BUSINESS: Can One Business Unit Have Two Revenue Models?

Reflection on the Markets and Business Models:

My understanding is that Isolde and Emanuel, the leaders of Siiquent and Teomik respectively, each target distinct markets, influencing their revenue model approaches. 

Isolde’s Siiquent focuses on the medical diagnostics market, primarily supplying hospitals and diagnostic labs. Her business model can be described as the “razor-blade” strategy, where they sell diagnostic machines at a low margin or at cost (the razor), while making significant profits from the consumables required for those machines (the blades). This model is well-suited to a market that frequently needs disposable supplies and values a lower upfront cost.

Emanuel’s Teomik, on the other hand, targets research institutions and universities that invest heavily in high-tech equipment. His model emphasizes the sale of sophisticated machines, with high margins on these instruments rather than on the consumables. This approach is favored by research-focused customers who are willing to pay a premium for reliable, cutting-edge technology that enhances their research capabilities.

 

Pros and Perils of Revenue Model Strategies:

Imposing a single revenue model across Siiquent-Teomik has both advantages and disadvantages. On the positive side, as espoused by Peter, it would create consistency, streamline operations, and present a clear value proposition to customers. A unified model could reduce internal conflicts and provide a focused strategy for tackling competition. 

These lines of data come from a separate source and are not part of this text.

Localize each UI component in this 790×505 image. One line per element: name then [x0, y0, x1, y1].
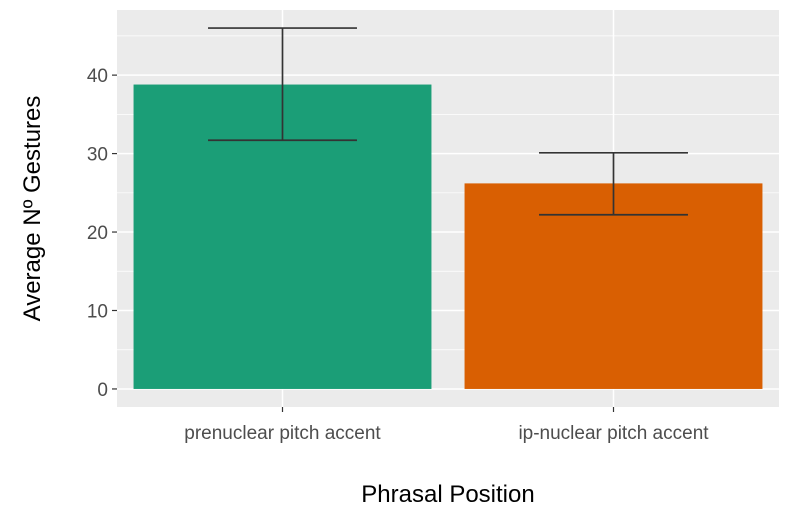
- y-tick-label: 20: [87, 223, 108, 244]
- error-bar: [539, 151, 688, 216]
- error-bar: [208, 27, 357, 142]
- error-bars: [208, 27, 688, 216]
- y-axis: 0 10 20 30 40: [87, 66, 117, 401]
- y-tick-label: 10: [87, 301, 108, 322]
- y-tick-label: 30: [87, 145, 108, 166]
- x-axis-title: Phrasal Position: [361, 481, 534, 505]
- bar: [464, 183, 763, 389]
- y-tick-label: 0: [97, 380, 108, 401]
- x-tick-label: prenuclear pitch accent: [184, 423, 381, 444]
- x-tick-label: ip-nuclear pitch accent: [518, 423, 709, 444]
- y-tick-label: 40: [87, 66, 108, 87]
- y-axis-title: Average Nº Gestures: [19, 96, 46, 322]
- x-axis: prenuclear pitch accent ip-nuclear pitch …: [184, 407, 709, 444]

However, the risk lies in losing the flexibility that has allowed each unit to cater effectively to their unique markets. A rigid, one-size-fits-all approach might fail to adapt to the specific needs of either customer base, potentially resulting in a loss of market share to more agile competitors.

Continuing with Isolde’s flexible, multi-model strategy could maintain the merged company’s competitive edge in both markets. Such freedom enables the company to respond dynamically to customer needs, innovation opportunities, and competitive pressures. 

However, the downside is that it could lead to inefficiencies, disagreements within the organization, and confusion for customers dealing with potentially different pricing structures and service offerings from the same company.

 

Scaffolding the Discussion for a Fair Merging Process:

As the project manager mediating this merger, I’d focus on creating a productive dialogue between Isolde and Emanuel to reach a sustainable solution. The discussion would be structured into three key phases:

  1. Aligning Goals: We’d start by clarifying each leader’s vision for the merged entity, focusing on agreeing on a set of goals with the company’s broader objectives. This would help us identify common ground regarding customer needs and the competitive landscape.
  2. Exploring Hybrid Strategies: Next, I’d steer the conversation towards exploring hybrid approaches that combine the strengths of both units. This would involve brainstorming ways to adapt their revenue models to best serve both diagnostics and research markets, aiming to retain flexibility while remaining practical.
  3. Creating a Decision Framework: Finally, we’d develop a clear decision-making framework to guide future actions. This would involve setting criteria for when and how to adjust strategies based on market trends and customer feedback, ensuring decisions are data-driven and adaptable.

My goal throughout would be to maintain constructive dialogue towards an agreement between both sides to help the merged team stay agile in a changing market while also being practical.